CAPITOLO PRIMO: I HATE THE DISTANCE

Don’t you ever forget about me,
When you toss and turn in your sleep
I hope it’s because you can’t stop thinking about
[Sleeping With Sirens – Don’t You Ever Forget About Me]
 
La nostra storia non era iniziata in modo normale.
Non c’era stato un corteggiamento complicato, occhiate di fuoco, consigli dei migliori amici, battutacce poco fini e scherzi di cattivo gusto.
Lui non era il solito spaccone idiota, o meglio, lo era, ma a modo suo e io non ero il solito ragazzino sprovveduto.
Non avevamo una vita normale, nessuno dei due.
Lui aveva il cuore spezzato. Io non stavo bene con me stesso.
Eravamo entrambi soli, arrabbiati, delusi da qualcosa al quale non sapevamo dare un nome. Non avevamo niente altro che non fossero le nostre brutte facce, una propensione speciale a cacciarci nei guai e gusti musicali molto discutibili. Non eravamo belli, non eravamo brillanti, non eravamo niente, solamente due  ragazzi slavi in vacanza. Io, che venivo da Kharkiv, lui, da qualche sobborgo russo di cui non ricordo più il nome.
Ci ricordo alla perfezione, con l’anello alla narice, gli orecchini e i capelli tinti, i jeans stracciati e le sigarette in tasca, le Vans slacciate e le felpe sgraziate. Ci ricordo seduti sulla spiaggia, sdraiati sul suo letto, ancora vestiti, sulla sua Vjatka scassata. Ci ricordo stretti uno all’altro per non aver freddo, testa contro testa e mano nella mano. Ci ricordo e basta, noi, i ragazzi innamorati per un’estate, quelli che pensavano sarebbe stato per sempre, quelli che credevano di poter soppravvivere.
A volte penso a lui, e mi chiedo che fine avrà fatto. Se avrà un altro uomo. Se sarà morto suicida, nella sua disperazione congenita. Se sarà scappato lontano.

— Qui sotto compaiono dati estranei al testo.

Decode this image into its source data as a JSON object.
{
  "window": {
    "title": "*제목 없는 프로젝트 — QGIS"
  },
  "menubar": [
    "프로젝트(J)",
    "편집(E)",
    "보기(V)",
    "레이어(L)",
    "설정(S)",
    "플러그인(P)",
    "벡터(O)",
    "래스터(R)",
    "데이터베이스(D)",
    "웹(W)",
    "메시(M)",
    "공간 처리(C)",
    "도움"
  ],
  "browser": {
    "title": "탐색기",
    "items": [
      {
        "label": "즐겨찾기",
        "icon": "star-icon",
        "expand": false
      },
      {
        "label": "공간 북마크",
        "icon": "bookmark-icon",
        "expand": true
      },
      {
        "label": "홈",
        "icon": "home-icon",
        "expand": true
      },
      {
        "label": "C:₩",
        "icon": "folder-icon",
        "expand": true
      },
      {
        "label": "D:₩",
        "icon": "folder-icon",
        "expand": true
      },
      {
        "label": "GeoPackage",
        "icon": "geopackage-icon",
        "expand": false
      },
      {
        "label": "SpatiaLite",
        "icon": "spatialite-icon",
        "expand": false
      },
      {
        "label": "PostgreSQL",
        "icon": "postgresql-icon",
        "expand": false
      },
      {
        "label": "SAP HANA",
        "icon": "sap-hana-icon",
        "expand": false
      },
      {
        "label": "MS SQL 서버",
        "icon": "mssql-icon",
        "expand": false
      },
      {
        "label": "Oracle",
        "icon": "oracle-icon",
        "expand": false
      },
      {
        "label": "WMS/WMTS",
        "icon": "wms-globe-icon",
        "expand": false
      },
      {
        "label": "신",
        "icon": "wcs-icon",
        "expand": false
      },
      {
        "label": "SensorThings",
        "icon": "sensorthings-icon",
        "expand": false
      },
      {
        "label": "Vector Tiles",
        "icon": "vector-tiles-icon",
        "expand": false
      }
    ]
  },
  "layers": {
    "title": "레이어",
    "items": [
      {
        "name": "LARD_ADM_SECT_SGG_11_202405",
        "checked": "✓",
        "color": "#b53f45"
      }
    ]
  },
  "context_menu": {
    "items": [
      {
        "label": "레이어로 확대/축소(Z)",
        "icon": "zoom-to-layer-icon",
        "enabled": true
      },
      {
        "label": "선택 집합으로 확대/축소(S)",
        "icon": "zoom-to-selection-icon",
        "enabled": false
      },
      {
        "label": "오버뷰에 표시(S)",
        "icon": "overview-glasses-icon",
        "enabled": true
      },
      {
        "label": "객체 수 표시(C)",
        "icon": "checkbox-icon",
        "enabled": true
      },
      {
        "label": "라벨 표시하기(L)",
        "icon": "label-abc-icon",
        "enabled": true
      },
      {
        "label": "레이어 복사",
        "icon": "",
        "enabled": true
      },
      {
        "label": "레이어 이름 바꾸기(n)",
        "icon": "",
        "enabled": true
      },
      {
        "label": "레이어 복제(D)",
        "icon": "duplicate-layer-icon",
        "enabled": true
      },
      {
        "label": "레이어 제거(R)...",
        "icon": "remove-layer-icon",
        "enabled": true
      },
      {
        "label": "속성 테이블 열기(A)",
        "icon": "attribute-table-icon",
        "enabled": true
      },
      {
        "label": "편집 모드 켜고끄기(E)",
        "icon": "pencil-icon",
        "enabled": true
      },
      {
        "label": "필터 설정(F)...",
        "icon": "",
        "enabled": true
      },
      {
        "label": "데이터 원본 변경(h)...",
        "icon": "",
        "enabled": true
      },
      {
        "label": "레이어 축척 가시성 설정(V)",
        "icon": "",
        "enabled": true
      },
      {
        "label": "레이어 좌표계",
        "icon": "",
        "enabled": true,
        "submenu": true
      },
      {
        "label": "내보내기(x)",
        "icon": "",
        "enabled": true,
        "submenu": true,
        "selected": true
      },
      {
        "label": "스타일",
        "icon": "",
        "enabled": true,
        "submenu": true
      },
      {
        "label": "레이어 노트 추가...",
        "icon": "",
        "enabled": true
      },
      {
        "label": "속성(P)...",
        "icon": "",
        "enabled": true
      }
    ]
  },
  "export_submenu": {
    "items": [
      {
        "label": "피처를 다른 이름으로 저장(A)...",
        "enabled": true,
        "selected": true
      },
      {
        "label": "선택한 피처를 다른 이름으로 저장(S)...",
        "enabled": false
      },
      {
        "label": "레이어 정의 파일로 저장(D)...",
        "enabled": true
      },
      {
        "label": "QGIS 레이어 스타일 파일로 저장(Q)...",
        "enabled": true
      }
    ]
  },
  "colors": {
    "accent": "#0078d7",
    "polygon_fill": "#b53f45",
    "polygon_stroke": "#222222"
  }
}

Se semplicemente si ricorderà ancora di me e dei miei jeans neri stracciati.
A volte vorrei tornare da lui, mettermi a cercarlo e raggiungerlo, dovunque sia. Prenderlo di nuovo per mano, spettinargli i capelli, abbracciarlo e sentire il suo odore, che era fumo e colonia scadente.
Mi mancano i suoi occhi grigi, così grandi e malinconici. Aveva quello sguardo triste di un ragazzo che aveva perso tutto, eppure c’era la forza di chi non ha mai smesso di lottare. Come il suo sorriso, così luminoso eppure così carico di dolore. Mi sono sempre chiesto se sorridesse così bene proprio perché aveva sperimentato la depressione più nera, la sofferenza più sconvolgente. C’era sempre stato qualcosa di spezzato in lui, una ferita inguaribile che avrebbe continuato a sanguinare per sempre, un livido che non si sarebbe mai riassorbito. Io avevo amato quel suo lato distrutto, quel suo male, quelle sue cicatrici. Avevo amato tutto di lui, a partire dal suo dolore, dai suoi occhi di rugiada, al suo modo di camminare, sempre un po’ curvo e ciondolante, alla sua voce dolce e al suo modo di chiamarmi “amore”. Lui era stato speciale per me, e avevo sempre desiderato essere stato speciale per lui almeno tanto quanto lui lo era stato per me.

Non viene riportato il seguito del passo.